Kutup'a göre, yardımlaşma sosyal dayanışmanın, sosyal güvenliğin gerçekleşmesi ve fertler arasında duygusal farklılıkların ortadan kaldırılması adına gerekli olan bir ibadettir. Ona göre, her birey bu yardımlaşma sayesinde toplumun bir üyesi olduğunu ve kendisini toplum içinde değerli hissetmektedir. Bu durum, toplumsal bütünleşmede duygusal açıdan önemli görülmektedir. Ayrıca bireylerin ihtiyaçlarının karşılanması güçlü ve erdemli bir toplumun pratik oluşumu açısından önem arz etmektedir. Yardımlaşma, toplumda yaşayan insanlardan farklı gruplar arasında yakın ve uzak akrabalık bağı, merhamet bağı ve inanç bağı çerçevesinde kapsamlı bir bütünleşme sağlamaktadır. Kutup açısından en yakından başlayan bu yardımlaşma hareketi sevgi ve barış ortamını artırarak toplumsal bağları güçlendirmektedir (Bkz. Kutup, 1980: C.1, 349-353).
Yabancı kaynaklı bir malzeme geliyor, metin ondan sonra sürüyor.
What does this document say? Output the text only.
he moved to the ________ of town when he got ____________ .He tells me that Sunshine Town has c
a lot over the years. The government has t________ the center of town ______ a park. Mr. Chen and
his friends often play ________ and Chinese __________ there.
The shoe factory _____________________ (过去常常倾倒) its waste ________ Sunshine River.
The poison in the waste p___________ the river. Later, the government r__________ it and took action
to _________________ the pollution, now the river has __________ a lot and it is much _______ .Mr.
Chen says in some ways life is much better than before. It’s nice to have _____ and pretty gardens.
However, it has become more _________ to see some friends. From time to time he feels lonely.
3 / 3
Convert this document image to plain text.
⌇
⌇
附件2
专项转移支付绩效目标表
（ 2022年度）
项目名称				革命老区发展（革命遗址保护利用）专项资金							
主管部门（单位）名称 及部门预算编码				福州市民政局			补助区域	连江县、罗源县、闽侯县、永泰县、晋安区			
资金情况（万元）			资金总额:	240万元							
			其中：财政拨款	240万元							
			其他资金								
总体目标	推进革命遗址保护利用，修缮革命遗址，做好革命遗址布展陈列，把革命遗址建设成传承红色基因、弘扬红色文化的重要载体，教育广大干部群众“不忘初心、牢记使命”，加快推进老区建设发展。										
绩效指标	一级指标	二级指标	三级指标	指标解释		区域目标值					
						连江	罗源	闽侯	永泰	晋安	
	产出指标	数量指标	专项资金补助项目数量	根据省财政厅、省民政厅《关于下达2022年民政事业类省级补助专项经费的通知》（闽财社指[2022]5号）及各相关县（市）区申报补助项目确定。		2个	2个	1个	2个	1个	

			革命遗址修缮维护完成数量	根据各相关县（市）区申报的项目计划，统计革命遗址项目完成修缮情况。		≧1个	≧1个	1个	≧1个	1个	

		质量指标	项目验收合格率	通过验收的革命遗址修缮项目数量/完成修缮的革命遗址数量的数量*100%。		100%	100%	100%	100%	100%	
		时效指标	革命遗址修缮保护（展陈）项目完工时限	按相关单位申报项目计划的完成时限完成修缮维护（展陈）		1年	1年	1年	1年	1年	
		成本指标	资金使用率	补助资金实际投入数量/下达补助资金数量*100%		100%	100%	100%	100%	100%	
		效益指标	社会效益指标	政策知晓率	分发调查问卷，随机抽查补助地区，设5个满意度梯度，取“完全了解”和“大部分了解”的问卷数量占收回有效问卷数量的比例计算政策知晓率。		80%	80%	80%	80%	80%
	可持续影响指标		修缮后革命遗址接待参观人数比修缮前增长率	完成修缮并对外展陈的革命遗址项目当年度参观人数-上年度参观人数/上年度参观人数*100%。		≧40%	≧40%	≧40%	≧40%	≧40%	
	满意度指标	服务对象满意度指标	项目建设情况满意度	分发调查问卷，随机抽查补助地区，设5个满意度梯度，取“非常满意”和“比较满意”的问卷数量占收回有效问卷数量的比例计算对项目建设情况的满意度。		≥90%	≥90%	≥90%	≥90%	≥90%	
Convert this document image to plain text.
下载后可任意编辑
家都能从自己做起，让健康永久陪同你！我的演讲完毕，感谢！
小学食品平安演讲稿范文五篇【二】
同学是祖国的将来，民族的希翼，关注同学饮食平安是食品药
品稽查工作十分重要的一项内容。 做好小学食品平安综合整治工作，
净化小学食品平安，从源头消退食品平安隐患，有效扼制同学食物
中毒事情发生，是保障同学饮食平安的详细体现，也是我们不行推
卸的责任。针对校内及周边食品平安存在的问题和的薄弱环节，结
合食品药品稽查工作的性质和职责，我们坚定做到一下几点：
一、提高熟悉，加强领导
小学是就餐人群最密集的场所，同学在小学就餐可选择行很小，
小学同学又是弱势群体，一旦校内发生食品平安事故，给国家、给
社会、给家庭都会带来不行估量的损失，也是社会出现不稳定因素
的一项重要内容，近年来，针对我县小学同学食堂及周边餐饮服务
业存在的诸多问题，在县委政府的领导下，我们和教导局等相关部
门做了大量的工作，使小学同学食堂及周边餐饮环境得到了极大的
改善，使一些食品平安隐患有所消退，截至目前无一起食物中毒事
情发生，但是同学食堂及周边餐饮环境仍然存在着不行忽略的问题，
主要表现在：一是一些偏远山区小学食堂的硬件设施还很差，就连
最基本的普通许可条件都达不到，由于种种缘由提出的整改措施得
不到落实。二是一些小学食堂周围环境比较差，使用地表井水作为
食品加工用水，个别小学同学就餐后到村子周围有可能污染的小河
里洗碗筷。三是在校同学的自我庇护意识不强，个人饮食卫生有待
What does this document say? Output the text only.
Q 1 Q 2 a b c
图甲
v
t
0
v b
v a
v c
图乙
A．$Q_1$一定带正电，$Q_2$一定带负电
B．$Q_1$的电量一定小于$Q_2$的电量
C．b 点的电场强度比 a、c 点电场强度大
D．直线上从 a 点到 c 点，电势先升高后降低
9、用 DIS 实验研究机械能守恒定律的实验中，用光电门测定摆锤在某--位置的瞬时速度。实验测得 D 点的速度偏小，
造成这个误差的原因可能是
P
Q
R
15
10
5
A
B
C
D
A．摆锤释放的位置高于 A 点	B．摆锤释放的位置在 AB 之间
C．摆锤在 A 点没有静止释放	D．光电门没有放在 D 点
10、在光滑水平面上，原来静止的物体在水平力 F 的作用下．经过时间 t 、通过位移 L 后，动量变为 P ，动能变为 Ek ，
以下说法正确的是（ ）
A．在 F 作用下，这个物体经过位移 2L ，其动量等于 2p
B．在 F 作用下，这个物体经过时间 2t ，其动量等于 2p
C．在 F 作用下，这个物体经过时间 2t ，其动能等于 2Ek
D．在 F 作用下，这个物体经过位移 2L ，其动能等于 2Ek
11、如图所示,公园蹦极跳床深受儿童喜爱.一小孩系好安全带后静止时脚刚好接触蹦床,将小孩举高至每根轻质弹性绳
Kutup'a göre infak, verenin nefsini süslü bir amele, alanı da yararlı ve karlı bir davranışa dönüştüren, bu yolla toplumu yardımlaşma, dayanışma, sevgi ve şefkat havasının egemen olduğu bir aile yapısı oluşturan, insanlığın da vereniyle ve alanıyla birlikte bütünleşmesine katkı sağlayan psikolojik ve toplumsal bir adabı oluşturmaktadır. Ona göre Allah'ın infak ibadetini teşvik etmesi toplumsal açıdan insanı sürekli idare etme, yönlendirme ve uyarma görevi görmektedir. Böylece bu ibadet, gerçeğin ötesinde görülemeyen olaylara karşı toplumsal hayata nüfuz eden bir hayat pratiği olarak görülmektedir. İnfak ibadetinin teşvik edilmesi toplumun hareketli, verimli ve cömert bir hava yakalamasına da yardımcı olmaktadır (Bkz. Kutup, 1980: C.1, 482-485). İslam'ın pratik kısmını oluşturan namaz, zekât, oruç, kurban gibi ibadetler toplumsal kaynaşmayı sağlayan yapıcı unsurlar olarak bilinmektedir (Günay, 2012:350-351). Günümüzde din, toplumsal kriz ve sarsıntılarda bütünleşme işlevini gören en önemli kurum olarak görülmektedir. Bireylere sosyal sorumluluk duygusu

aşılayarak ortaya çıkabilecek olumsuzluklara karşı önlem almada önemli rol üstlenmektedir.